While this isn’t a perpetual veto, a five-year veto is very considerable, the ability of a spouse to keep a partner in a marriage against their consent for a long period of time has clear potential for abuse – as indeed this article correctly points out in the reverse case.
Now that we have no-fault divorce, it is worth asking whether applying for such would be faster from the point of view of the applicant than the IGRC/annulment procedure, in cases where they know that their spouse has no intention of consenting to continue the marriage.
One straightforward legal approach here would be that once presented with the IGRC, the non-transitioning spouse would have the six months to either consent or annul, and if they failed to do so, then it would be treated as an annulment and the GRC would be issued.
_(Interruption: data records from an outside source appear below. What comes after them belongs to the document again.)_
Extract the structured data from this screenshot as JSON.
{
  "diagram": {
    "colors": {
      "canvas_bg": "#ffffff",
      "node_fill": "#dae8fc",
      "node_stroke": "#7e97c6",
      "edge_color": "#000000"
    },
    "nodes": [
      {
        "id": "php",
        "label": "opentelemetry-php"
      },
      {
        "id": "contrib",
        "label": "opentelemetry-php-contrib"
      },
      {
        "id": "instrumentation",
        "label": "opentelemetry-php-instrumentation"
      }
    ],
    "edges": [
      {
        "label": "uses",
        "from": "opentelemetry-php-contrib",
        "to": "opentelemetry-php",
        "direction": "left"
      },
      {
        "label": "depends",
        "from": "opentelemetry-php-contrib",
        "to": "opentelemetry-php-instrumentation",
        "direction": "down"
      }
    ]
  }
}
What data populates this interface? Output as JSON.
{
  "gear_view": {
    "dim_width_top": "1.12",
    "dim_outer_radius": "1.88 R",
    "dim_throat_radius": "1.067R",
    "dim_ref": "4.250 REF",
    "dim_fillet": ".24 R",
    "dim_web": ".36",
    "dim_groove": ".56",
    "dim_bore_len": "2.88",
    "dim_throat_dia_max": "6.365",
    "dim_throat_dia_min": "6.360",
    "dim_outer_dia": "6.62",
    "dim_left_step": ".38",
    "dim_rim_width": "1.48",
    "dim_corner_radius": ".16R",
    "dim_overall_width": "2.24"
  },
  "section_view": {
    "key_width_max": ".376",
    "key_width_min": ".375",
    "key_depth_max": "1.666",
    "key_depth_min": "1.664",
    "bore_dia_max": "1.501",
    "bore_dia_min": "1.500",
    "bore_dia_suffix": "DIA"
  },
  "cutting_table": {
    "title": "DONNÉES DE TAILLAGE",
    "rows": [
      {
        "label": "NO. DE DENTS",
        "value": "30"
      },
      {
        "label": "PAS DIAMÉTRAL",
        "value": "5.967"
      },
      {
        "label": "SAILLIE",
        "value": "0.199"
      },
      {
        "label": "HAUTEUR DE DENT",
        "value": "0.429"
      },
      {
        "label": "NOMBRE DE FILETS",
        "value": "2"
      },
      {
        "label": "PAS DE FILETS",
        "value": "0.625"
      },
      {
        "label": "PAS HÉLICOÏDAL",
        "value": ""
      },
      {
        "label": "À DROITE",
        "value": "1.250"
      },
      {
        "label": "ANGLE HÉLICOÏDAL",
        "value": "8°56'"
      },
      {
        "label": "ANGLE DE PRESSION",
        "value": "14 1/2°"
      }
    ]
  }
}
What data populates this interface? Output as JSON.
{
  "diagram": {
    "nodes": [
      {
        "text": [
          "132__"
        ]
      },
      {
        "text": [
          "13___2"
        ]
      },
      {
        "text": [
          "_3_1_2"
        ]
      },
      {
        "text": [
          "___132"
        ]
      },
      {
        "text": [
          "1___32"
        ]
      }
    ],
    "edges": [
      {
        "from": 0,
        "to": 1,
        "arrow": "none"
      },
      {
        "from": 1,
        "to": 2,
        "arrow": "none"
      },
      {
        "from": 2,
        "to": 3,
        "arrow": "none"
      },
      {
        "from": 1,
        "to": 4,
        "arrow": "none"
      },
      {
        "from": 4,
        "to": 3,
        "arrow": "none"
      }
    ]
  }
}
The alternative possible approach would be to make transition grounds for annulment if the annulment is applied for within six months of the grant of the GRC, and to require a spouse to be notified of any GRC application.
There is a convention that manifesto proposals do not spell out legal details precisely. This is because the civil service and government lawyers will draft the actual text of a Bill, and being tied to a commitment made in a manifesto by politicians who are not legally expert would just result in bad laws being passed. The objective of the Liberal Democrat policy is clear: that a married person can transition without the ability of a spouse to excessively delay that process by refusing consent but also refusing to end the marriage.
At the moment, if there is no action on the IGRC, then that application has been blocked by the spouse (which is why it’s referred to as a “spousal veto”) and the transitioning partner has to reapply after divorce. The fact that a second application can be later accepted does not mean that the first application has not been denied.